Бекетов закрыл глаза — слабый свет лампы был ему не под силу, — улыбка, едва заметная, касалась его губ.

— Ты что улыбаешься, Сережа?.. Разве так смешно?

— Смешно.

— Не разумею — почему смешно…

Но Бекетов молчал, только улыбка, едва приметная, как бы проявилась, стала явной.

— Не хочешь ли ты сказать, Егор, что есть случаи, когда обмена ищет и наша сторона?

— Мы — реальные политики, и иллюзии, ложные, не в нашем характере, Сережа…

— Спасибо… политик реальный.

Ночью, проснувшись, Бекетов рассмотрел на диване, стоящем у противоположной стены, спящего Бардина. Диван стилен, а по той причине не очень просторен, и Егор Иванович не без труда уместил на нем свое громоздкое тело.

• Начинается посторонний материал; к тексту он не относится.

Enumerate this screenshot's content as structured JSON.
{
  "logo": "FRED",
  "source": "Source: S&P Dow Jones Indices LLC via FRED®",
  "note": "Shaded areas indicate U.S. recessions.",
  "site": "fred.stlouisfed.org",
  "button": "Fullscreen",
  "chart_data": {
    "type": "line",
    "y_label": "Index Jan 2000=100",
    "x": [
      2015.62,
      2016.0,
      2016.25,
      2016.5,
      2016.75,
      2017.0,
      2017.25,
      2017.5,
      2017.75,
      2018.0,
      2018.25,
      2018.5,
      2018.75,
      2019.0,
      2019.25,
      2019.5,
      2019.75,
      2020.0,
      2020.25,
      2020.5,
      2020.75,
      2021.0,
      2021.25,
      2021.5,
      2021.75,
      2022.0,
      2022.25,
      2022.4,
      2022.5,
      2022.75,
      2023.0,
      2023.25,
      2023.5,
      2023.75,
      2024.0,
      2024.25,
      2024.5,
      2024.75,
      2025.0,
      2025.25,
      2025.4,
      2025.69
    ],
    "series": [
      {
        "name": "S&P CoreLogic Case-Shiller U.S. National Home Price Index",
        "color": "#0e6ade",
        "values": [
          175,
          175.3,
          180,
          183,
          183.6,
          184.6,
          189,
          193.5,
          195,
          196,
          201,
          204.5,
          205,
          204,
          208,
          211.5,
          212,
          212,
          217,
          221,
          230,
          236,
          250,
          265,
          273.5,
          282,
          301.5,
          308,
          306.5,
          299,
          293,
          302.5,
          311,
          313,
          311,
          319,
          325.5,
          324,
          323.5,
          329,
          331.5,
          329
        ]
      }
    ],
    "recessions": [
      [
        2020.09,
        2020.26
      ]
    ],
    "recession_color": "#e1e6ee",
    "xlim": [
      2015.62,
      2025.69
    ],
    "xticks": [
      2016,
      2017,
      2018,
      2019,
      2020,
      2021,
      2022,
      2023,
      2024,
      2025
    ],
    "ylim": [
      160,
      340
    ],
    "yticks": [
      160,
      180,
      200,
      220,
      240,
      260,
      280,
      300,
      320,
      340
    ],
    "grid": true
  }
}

Он спал, подобрав колени к животу, вобрав шею. Что-то неодолимо лихое происходило с ним во сне — он вздыхал едва слышно, постанывая и невнятно причитая. И во сне беда удерживала его на своих горящих тропах. Видно, засыпая, он думал о Сережке, а переступив границу сна, продолжал сражаться за его жизнь — искал встречи со злой силой, казнил себя за сомнения, готовил к жертве, которая больше жизни… Бекетов встал над ложем друга, и огонь великой тревоги, объявший в эту минуту Бардина, будто перебросился на Сергея Петровича — трижды дорогой тебе человек был подле, казалось, ты волен расшибить цепи беды, сковавшие его, и ты должен был сказать себе, что не в твоих силах это сделать…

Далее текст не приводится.